There were wrinkles forming on her face and her black hair was now completely grey even her eyebrows..it was nice seeing her again, I didn't think I would see her working for Ethan even after all these years.
'Hey Mila", I greeted but she came straight away for a hug and I hugged her seeing Ethan's glare on me condescending.
When she parted from the hug, her eyes went to Jaxon who had held onto my leg like a skinny tight. It must have been hard for him too and I felt bad having him find out this way.
I had not imagined things to go like this. What I had imagined however was that I would tell Ethan Jaxon was his son and then I would explain things to Jaxon.
'And who do we have here?" Mila asked bending over to greet Jaxon.
Jaxon hesitated before he stretched out his hand to Mila.
'I'm Jaxon",he said.
'And I'm Mila, aren't you the cutest thing. My word, you look just like Ethan when he was young",Mila commented standing up straight as realization dawned on her.
'He is-' she started and Ethan cut her off,
'My son",Ethan said between gritted teeth and Mila stepped back.
'Why don't you tell one of the guards to drive you and Elise to school? I need to talk to Fernanda",Ethan thundered and a stunned Mila took the little girl who I now knew was Elise walking with her to the car.
Minutes later, Ethan's car drove off and we were left standing there glaring at each other with Jaxon caught up in between.
'You had no right to keep him away from me!" Ethan shouted startling me and Jaxon at the same time.
For a woman who has claimed to be strong, I felt weak while I watched his chest heave up and down. I was tongue-tied because I felt guilty when I saw him look at me with hurt in his eyes.
Maybe it was my fault, I should have let him know but it was also his fault because had he not used me for sex, we wouldn't be in this situation. Not that I regretted it, I never regretted our love making because to me it was the best night of my life and from that, Jaxon had been born.
'I'm speaking to you-Fernanda. He was- he is—" ,he stopped eyeing Jaxon who preferred to hide behind me.
I could see the hurt in his eyes when he looked at Jaxon. There was also a smile tugging at the corner of his mouth as if he had just heard the best news.
'Hey buddy",he leaned over calling Jaxon but Jaxon absolutely refused to look at him.
'I'm not gonna hurt you",Ethan continued and I glanced at the sky warding the emotions that were rippling through me. I felt like crying when I saw Ethan trying so hard to get acquainted with Jaxon.
'You are not my daddy!" Jaxon cried and I saw Ethan back away from us in disappointment.
'I want to get to know him.

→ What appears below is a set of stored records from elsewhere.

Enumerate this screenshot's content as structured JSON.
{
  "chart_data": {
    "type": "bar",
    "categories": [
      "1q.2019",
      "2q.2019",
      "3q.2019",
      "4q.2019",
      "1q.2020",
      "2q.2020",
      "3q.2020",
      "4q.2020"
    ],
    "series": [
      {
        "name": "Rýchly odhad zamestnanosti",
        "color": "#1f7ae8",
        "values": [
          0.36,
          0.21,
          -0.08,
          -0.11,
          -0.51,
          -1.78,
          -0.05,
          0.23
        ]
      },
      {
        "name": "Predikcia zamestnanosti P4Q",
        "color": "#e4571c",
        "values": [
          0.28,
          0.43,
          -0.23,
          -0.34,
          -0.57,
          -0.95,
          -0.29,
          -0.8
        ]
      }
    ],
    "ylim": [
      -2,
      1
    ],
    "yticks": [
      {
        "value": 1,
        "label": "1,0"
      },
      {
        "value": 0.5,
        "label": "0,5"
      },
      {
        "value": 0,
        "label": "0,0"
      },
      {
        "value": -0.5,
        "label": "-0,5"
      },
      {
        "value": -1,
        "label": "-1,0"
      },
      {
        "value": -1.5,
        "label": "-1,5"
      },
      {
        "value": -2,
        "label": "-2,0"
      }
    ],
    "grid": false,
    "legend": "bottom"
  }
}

I want him to get to know me",he said sternly.
'I only came here to make sure he knew who his father was, nothing more"
'Nothing more? He is my son and you kept that away from me. I'm going to have him Aliya or whatever you call yourself these days. I'm going to have my son",he lashed.

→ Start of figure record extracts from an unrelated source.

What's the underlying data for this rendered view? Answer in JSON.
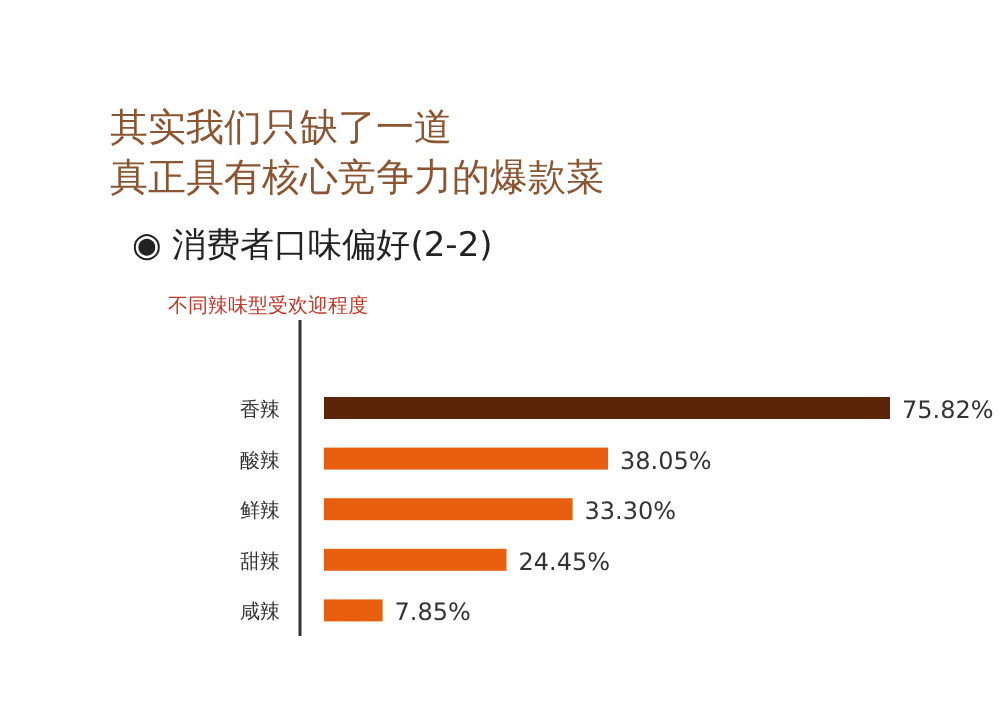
{
  "chart_data": {
    "type": "bar",
    "orientation": "horizontal",
    "title": "其实我们只缺了一道真正具有核心竞争力的爆款菜",
    "subtitle": "◉ 消费者口味偏好(2-2)",
    "annotations": [
      "不同辣味型受欢迎程度"
    ],
    "categories": [
      "香辣",
      "酸辣",
      "鲜辣",
      "甜辣",
      "咸辣"
    ],
    "values": [
      75.82,
      38.05,
      33.3,
      24.45,
      7.85
    ],
    "value_labels": [
      "75.82%",
      "38.05%",
      "33.30%",
      "24.45%",
      "7.85%"
    ],
    "colors": [
      "#5c2408",
      "#e8600f",
      "#e8600f",
      "#e8600f",
      "#e8600f"
    ]
  }
}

'He is not your son", I poked his chest angrily,"I raised him single handedly. I took care of him so that he wouldn't have the chance to get hurt by his father rejecting him"
He chuckled nastily before saying,"Is it my fault? Had you told me about him, I would have been responsible for him and please reject him? I rejected you but I would never not even once reject my own flesh and blood"

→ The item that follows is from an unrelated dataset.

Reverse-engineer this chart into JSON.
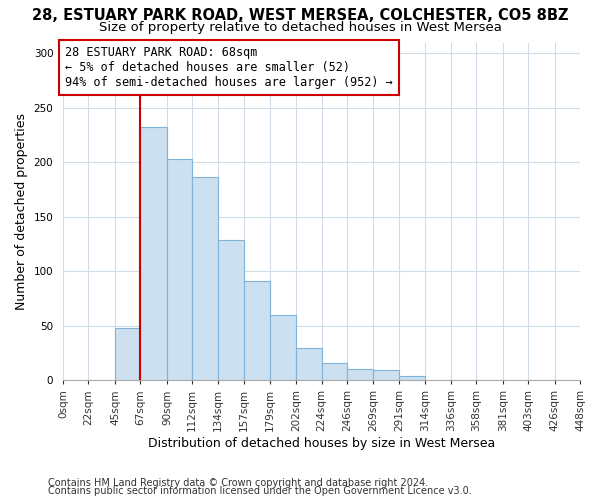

It was the way he said ‘he had rejected me' that hurt me the most. All these years and he didn't regret a thing. I should have seen it coming, I should have seen that he was the same Ethan Carter from years ago.
I would never let him take my son. Never. He had his own family now so he didn't Jaxon, he wanted my son so that he could hurt me. Nothing more.
'Goodbye Ethan Carter", I muttered opening the car for Jaxon and letting him in. I closed the door going to the driver's side to open the door.
He grabbed my wrist and I tried to yank myself free from him.
'I'm letting you go now because I don't want to make a bad impression on our son, Aliya. But trust you me, I will get us back together even if it kills me"
And he let go of me, I instantly opened the door closed it, buckled my seat belt and got out of there like a scaredy cat high on catnip.